Each extracted generation produces 10 judges × 2 kinds = 20 judge calls, of which 2 are same-family self-judgments that are dropped from primary CQS (see below).

Total scale of the run. 1260 generations × 2 judge kinds × 10 judges = 25,200 nominal judge calls; in practice 24,300 judge calls were issued (extraction failures skip judging). 22,028 parsed cleanly. See experiment_v2_results/REPORT.md.


Self-judgment exclusion

A judgment is self if the subject model and judge model share a provider-prefix family. The family helper is just model.split("/", 1)[0]:

def model_family(model: str) -> str:
    return model.split("/", 1)[0]

So deepseek/deepseek-v3.2 judged by deepseek/deepseek-v4-flash counts as a self-judgment and is excluded from primary CQS. The full self/cross stratification is retained in the report for F3 hygiene checking.
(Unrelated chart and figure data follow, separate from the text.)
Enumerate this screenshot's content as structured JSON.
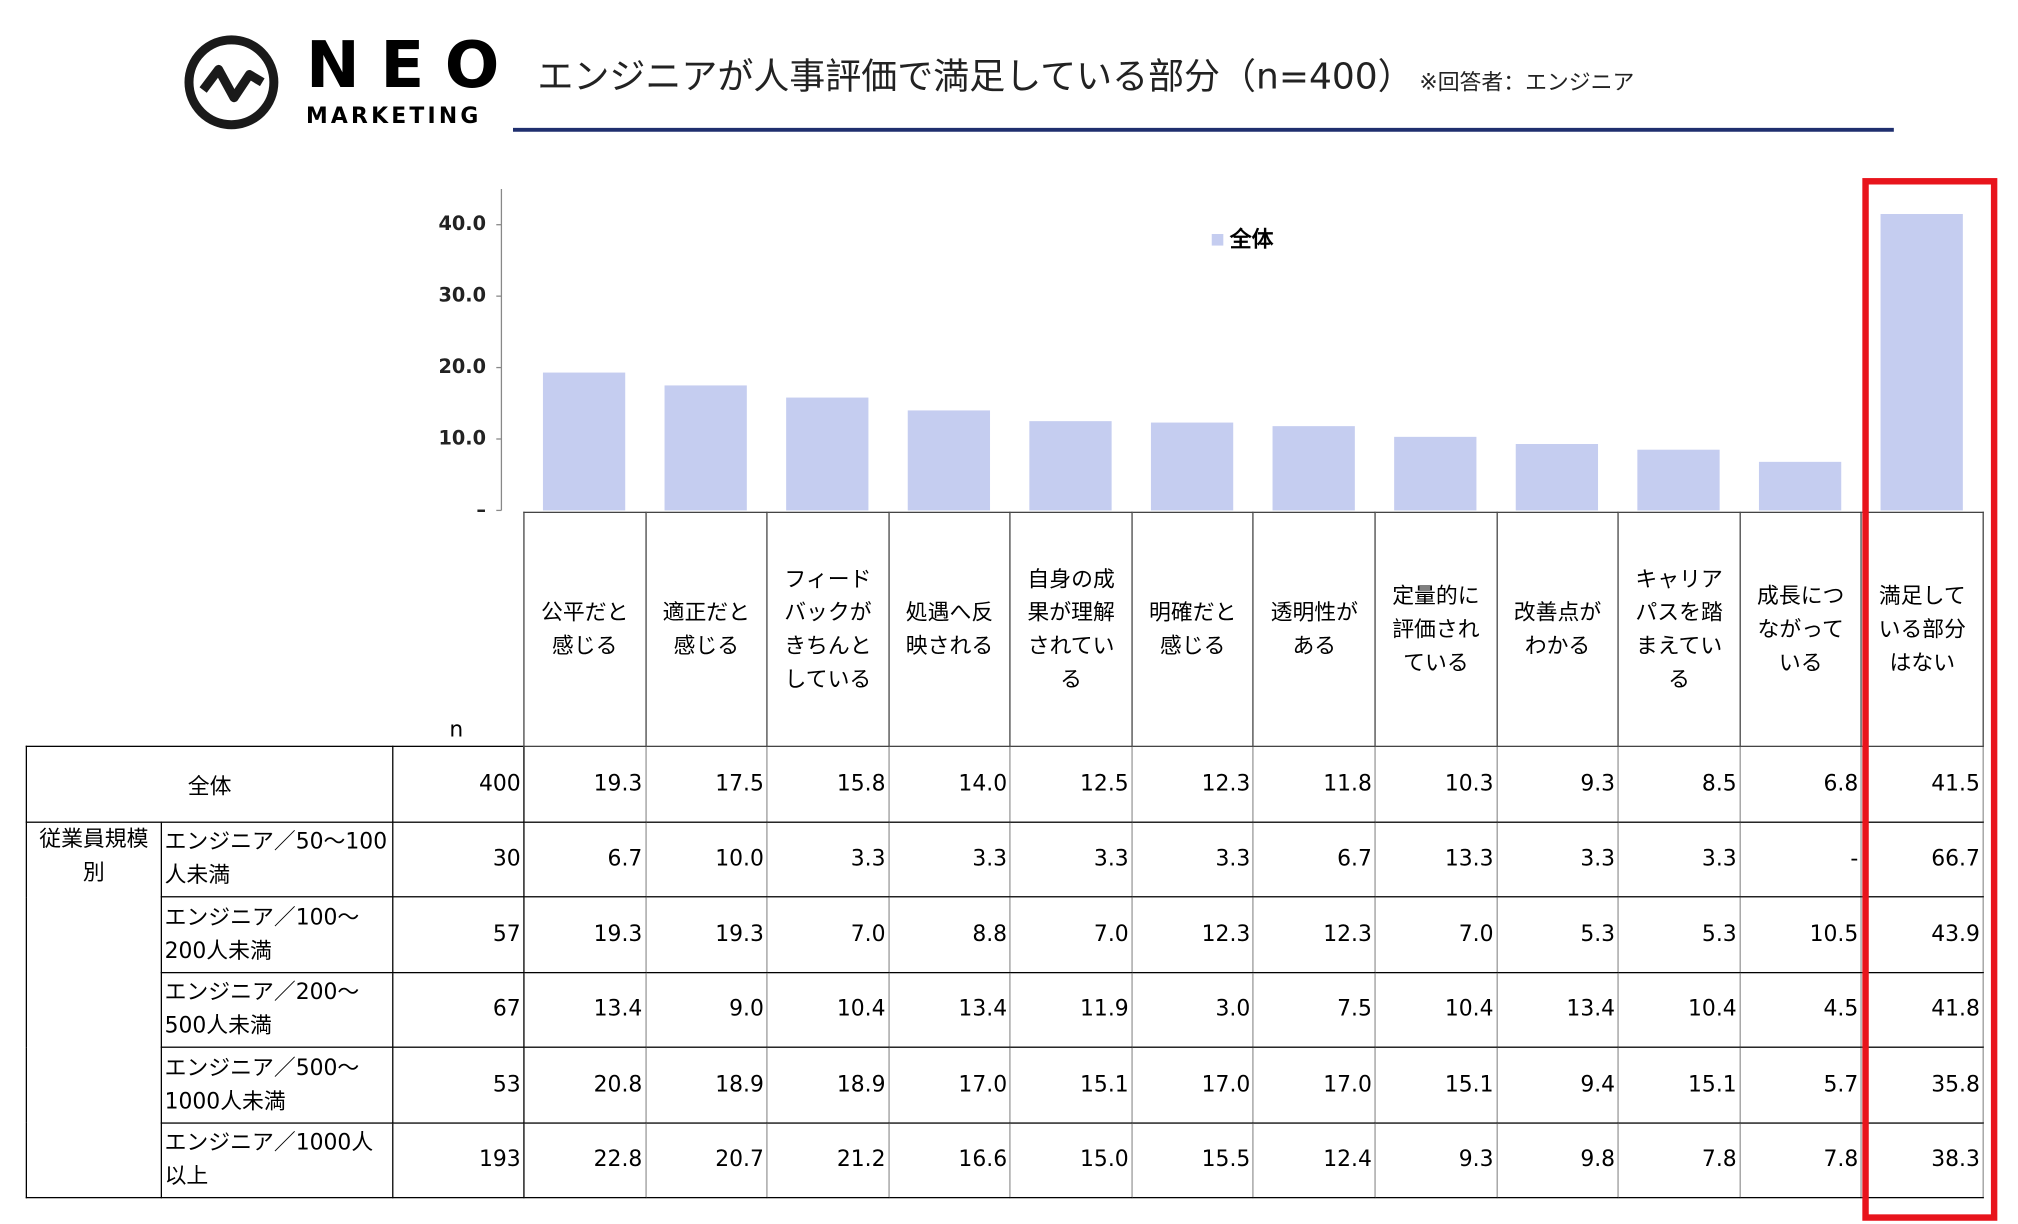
{
  "header": {
    "logo_name": "NEO",
    "logo_sub": "MARKETING",
    "title": "エンジニアが人事評価で満足している部分（n=400）",
    "note": "※回答者：エンジニア"
  },
  "chart_data": {
    "type": "bar",
    "categories": [
      "公平だと感じる",
      "適正だと感じる",
      "フィードバックがきちんとしている",
      "処遇へ反映される",
      "自身の成果が理解されている",
      "明確だと感じる",
      "透明性がある",
      "定量的に評価されている",
      "改善点がわかる",
      "キャリアパスを踏まえている",
      "成長につながっている",
      "満足している部分はない"
    ],
    "series": [
      {
        "name": "全体",
        "color": "#c5cdf0",
        "values": [
          19.3,
          17.5,
          15.8,
          14.0,
          12.5,
          12.3,
          11.8,
          10.3,
          9.3,
          8.5,
          6.8,
          41.5
        ]
      }
    ],
    "ylim": [
      0,
      45
    ],
    "yticks": [
      {
        "value": 0,
        "label": "–"
      },
      {
        "value": 10,
        "label": "10.0"
      },
      {
        "value": 20,
        "label": "20.0"
      },
      {
        "value": 30,
        "label": "30.0"
      },
      {
        "value": 40,
        "label": "40.0"
      }
    ],
    "legend": "top"
  },
  "table": {
    "n_label": "n",
    "total": {
      "label": "全体",
      "n": "400",
      "values": [
        "19.3",
        "17.5",
        "15.8",
        "14.0",
        "12.5",
        "12.3",
        "11.8",
        "10.3",
        "9.3",
        "8.5",
        "6.8",
        "41.5"
      ]
    },
    "group": {
      "label": "従業員規模別",
      "rows": [
        {
          "label": "エンジニア／50～100人未満",
          "n": "30",
          "values": [
            "6.7",
            "10.0",
            "3.3",
            "3.3",
            "3.3",
            "3.3",
            "6.7",
            "13.3",
            "3.3",
            "3.3",
            "-",
            "66.7"
          ]
        },
        {
          "label": "エンジニア／100～200人未満",
          "n": "57",
          "values": [
            "19.3",
            "19.3",
            "7.0",
            "8.8",
            "7.0",
            "12.3",
            "12.3",
            "7.0",
            "5.3",
            "5.3",
            "10.5",
            "43.9"
          ]
        },
        {
          "label": "エンジニア／200～500人未満",
          "n": "67",
          "values": [
            "13.4",
            "9.0",
            "10.4",
            "13.4",
            "11.9",
            "3.0",
            "7.5",
            "10.4",
            "13.4",
            "10.4",
            "4.5",
            "41.8"
          ]
        },
        {
          "label": "エンジニア／500～1000人未満",
          "n": "53",
          "values": [
            "20.8",
            "18.9",
            "18.9",
            "17.0",
            "15.1",
            "17.0",
            "17.0",
            "15.1",
            "9.4",
            "15.1",
            "5.7",
            "35.8"
          ]
        },
        {
          "label": "エンジニア／1000人以上",
          "n": "193",
          "values": [
            "22.8",
            "20.7",
            "21.2",
            "16.6",
            "15.0",
            "15.5",
            "12.4",
            "9.3",
            "9.8",
            "7.8",
            "7.8",
            "38.3"
          ]
        }
      ]
    }
  }
}
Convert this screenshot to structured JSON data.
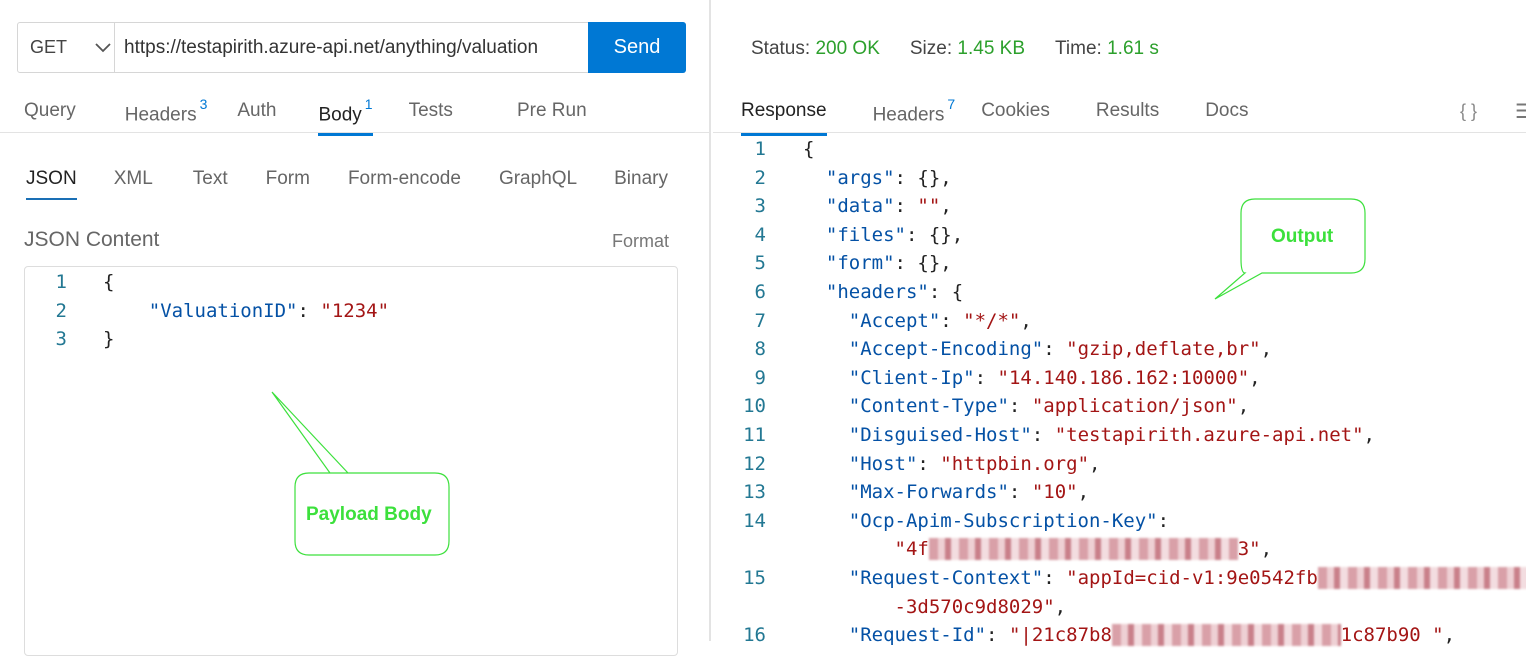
{
  "request": {
    "method": "GET",
    "url": "https://testapirith.azure-api.net/anything/valuation",
    "send_label": "Send",
    "tabs": [
      {
        "label": "Query"
      },
      {
        "label": "Headers",
        "badge": "3"
      },
      {
        "label": "Auth"
      },
      {
        "label": "Body",
        "badge": "1",
        "active": true
      },
      {
        "label": "Tests"
      },
      {
        "label": "Pre Run"
      }
    ],
    "body_tabs": [
      {
        "label": "JSON",
        "active": true
      },
      {
        "label": "XML"
      },
      {
        "label": "Text"
      },
      {
        "label": "Form"
      },
      {
        "label": "Form-encode"
      },
      {
        "label": "GraphQL"
      },
      {
        "label": "Binary"
      }
    ],
    "content_label": "JSON Content",
    "format_label": "Format",
    "lines": [
      {
        "n": "1",
        "parts": [
          {
            "t": "{",
            "c": "p"
          }
        ]
      },
      {
        "n": "2",
        "parts": [
          {
            "t": "    ",
            "c": "p"
          },
          {
            "t": "\"ValuationID\"",
            "c": "k"
          },
          {
            "t": ": ",
            "c": "p"
          },
          {
            "t": "\"1234\"",
            "c": "s"
          }
        ]
      },
      {
        "n": "3",
        "parts": [
          {
            "t": "}",
            "c": "p"
          }
        ]
      }
    ]
  },
  "response": {
    "status_label": "Status:",
    "status": "200 OK",
    "size_label": "Size:",
    "size": "1.45 KB",
    "time_label": "Time:",
    "time": "1.61 s",
    "tabs": [
      {
        "label": "Response",
        "active": true
      },
      {
        "label": "Headers",
        "badge": "7"
      },
      {
        "label": "Cookies"
      },
      {
        "label": "Results"
      },
      {
        "label": "Docs"
      }
    ],
    "braces_icon": "{ }",
    "menu_icon": "☰",
    "lines": [
      {
        "n": "1",
        "parts": [
          {
            "t": "{",
            "c": "p"
          }
        ]
      },
      {
        "n": "2",
        "parts": [
          {
            "t": "  ",
            "c": "p"
          },
          {
            "t": "\"args\"",
            "c": "k"
          },
          {
            "t": ": {},",
            "c": "p"
          }
        ]
      },
      {
        "n": "3",
        "parts": [
          {
            "t": "  ",
            "c": "p"
          },
          {
            "t": "\"data\"",
            "c": "k"
          },
          {
            "t": ": ",
            "c": "p"
          },
          {
            "t": "\"\"",
            "c": "s"
          },
          {
            "t": ",",
            "c": "p"
          }
        ]
      },
      {
        "n": "4",
        "parts": [
          {
            "t": "  ",
            "c": "p"
          },
          {
            "t": "\"files\"",
            "c": "k"
          },
          {
            "t": ": {},",
            "c": "p"
          }
        ]
      },
      {
        "n": "5",
        "parts": [
          {
            "t": "  ",
            "c": "p"
          },
          {
            "t": "\"form\"",
            "c": "k"
          },
          {
            "t": ": {},",
            "c": "p"
          }
        ]
      },
      {
        "n": "6",
        "parts": [
          {
            "t": "  ",
            "c": "p"
          },
          {
            "t": "\"headers\"",
            "c": "k"
          },
          {
            "t": ": {",
            "c": "p"
          }
        ]
      },
      {
        "n": "7",
        "parts": [
          {
            "t": "    ",
            "c": "p"
          },
          {
            "t": "\"Accept\"",
            "c": "k"
          },
          {
            "t": ": ",
            "c": "p"
          },
          {
            "t": "\"*/*\"",
            "c": "s"
          },
          {
            "t": ",",
            "c": "p"
          }
        ]
      },
      {
        "n": "8",
        "parts": [
          {
            "t": "    ",
            "c": "p"
          },
          {
            "t": "\"Accept-Encoding\"",
            "c": "k"
          },
          {
            "t": ": ",
            "c": "p"
          },
          {
            "t": "\"gzip,deflate,br\"",
            "c": "s"
          },
          {
            "t": ",",
            "c": "p"
          }
        ]
      },
      {
        "n": "9",
        "parts": [
          {
            "t": "    ",
            "c": "p"
          },
          {
            "t": "\"Client-Ip\"",
            "c": "k"
          },
          {
            "t": ": ",
            "c": "p"
          },
          {
            "t": "\"14.140.186.162:10000\"",
            "c": "s"
          },
          {
            "t": ",",
            "c": "p"
          }
        ]
      },
      {
        "n": "10",
        "parts": [
          {
            "t": "    ",
            "c": "p"
          },
          {
            "t": "\"Content-Type\"",
            "c": "k"
          },
          {
            "t": ": ",
            "c": "p"
          },
          {
            "t": "\"application/json\"",
            "c": "s"
          },
          {
            "t": ",",
            "c": "p"
          }
        ]
      },
      {
        "n": "11",
        "parts": [
          {
            "t": "    ",
            "c": "p"
          },
          {
            "t": "\"Disguised-Host\"",
            "c": "k"
          },
          {
            "t": ": ",
            "c": "p"
          },
          {
            "t": "\"testapirith.azure-api.net\"",
            "c": "s"
          },
          {
            "t": ",",
            "c": "p"
          }
        ]
      },
      {
        "n": "12",
        "parts": [
          {
            "t": "    ",
            "c": "p"
          },
          {
            "t": "\"Host\"",
            "c": "k"
          },
          {
            "t": ": ",
            "c": "p"
          },
          {
            "t": "\"httpbin.org\"",
            "c": "s"
          },
          {
            "t": ",",
            "c": "p"
          }
        ]
      },
      {
        "n": "13",
        "parts": [
          {
            "t": "    ",
            "c": "p"
          },
          {
            "t": "\"Max-Forwards\"",
            "c": "k"
          },
          {
            "t": ": ",
            "c": "p"
          },
          {
            "t": "\"10\"",
            "c": "s"
          },
          {
            "t": ",",
            "c": "p"
          }
        ]
      },
      {
        "n": "14",
        "parts": [
          {
            "t": "    ",
            "c": "p"
          },
          {
            "t": "\"Ocp-Apim-Subscription-Key\"",
            "c": "k"
          },
          {
            "t": ":",
            "c": "p"
          }
        ]
      },
      {
        "n": "",
        "parts": [
          {
            "t": "        ",
            "c": "p"
          },
          {
            "t": "\"4f",
            "c": "s"
          },
          {
            "t": "xxxxxxxxxxxxxxxxxxxxxxxxxxx",
            "c": "blur"
          },
          {
            "t": "3\"",
            "c": "s"
          },
          {
            "t": ",",
            "c": "p"
          }
        ]
      },
      {
        "n": "15",
        "parts": [
          {
            "t": "    ",
            "c": "p"
          },
          {
            "t": "\"Request-Context\"",
            "c": "k"
          },
          {
            "t": ": ",
            "c": "p"
          },
          {
            "t": "\"appId=cid-v1:9e0542fb",
            "c": "s"
          },
          {
            "t": "xxxxxxxxxxxxxxxxxxx",
            "c": "blur"
          }
        ]
      },
      {
        "n": "",
        "parts": [
          {
            "t": "        ",
            "c": "p"
          },
          {
            "t": "-3d570c9d8029\"",
            "c": "s"
          },
          {
            "t": ",",
            "c": "p"
          }
        ]
      },
      {
        "n": "16",
        "parts": [
          {
            "t": "    ",
            "c": "p"
          },
          {
            "t": "\"Request-Id\"",
            "c": "k"
          },
          {
            "t": ": ",
            "c": "p"
          },
          {
            "t": "\"|21c87b8",
            "c": "s"
          },
          {
            "t": "xxxxxxxxxxxxxxxxxxxx",
            "c": "blur"
          },
          {
            "t": "1c87b90 \"",
            "c": "s"
          },
          {
            "t": ",",
            "c": "p"
          }
        ]
      }
    ]
  },
  "annotations": {
    "payload": "Payload Body",
    "output": "Output",
    "color": "#3ce03c"
  }
}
Subject family Models in family (both tiers)
qwen qwen/qwen3.6-flash
deepseek deepseek/deepseek-v4-flash, deepseek/deepseek-v3.2
minimax minimax/minimax-m2.5
google google/gemma-4-31b-it, google/gemini-3.1-flash-lite, google/gemini-2.5-flash
mistralai mistralai/mistral-small-2603
nvidia nvidia/nemotron-3-super-120b-a12b
openai openai/gpt-4o-mini

Notably, the deepseek and google families each have multiple models — cross-family judgments within those families (e.g. deepseek-v3.2 judging deepseek-v4-flash) are still treated as self-judgments and excluded. See the glossary and judge protocol for the downstream consequences.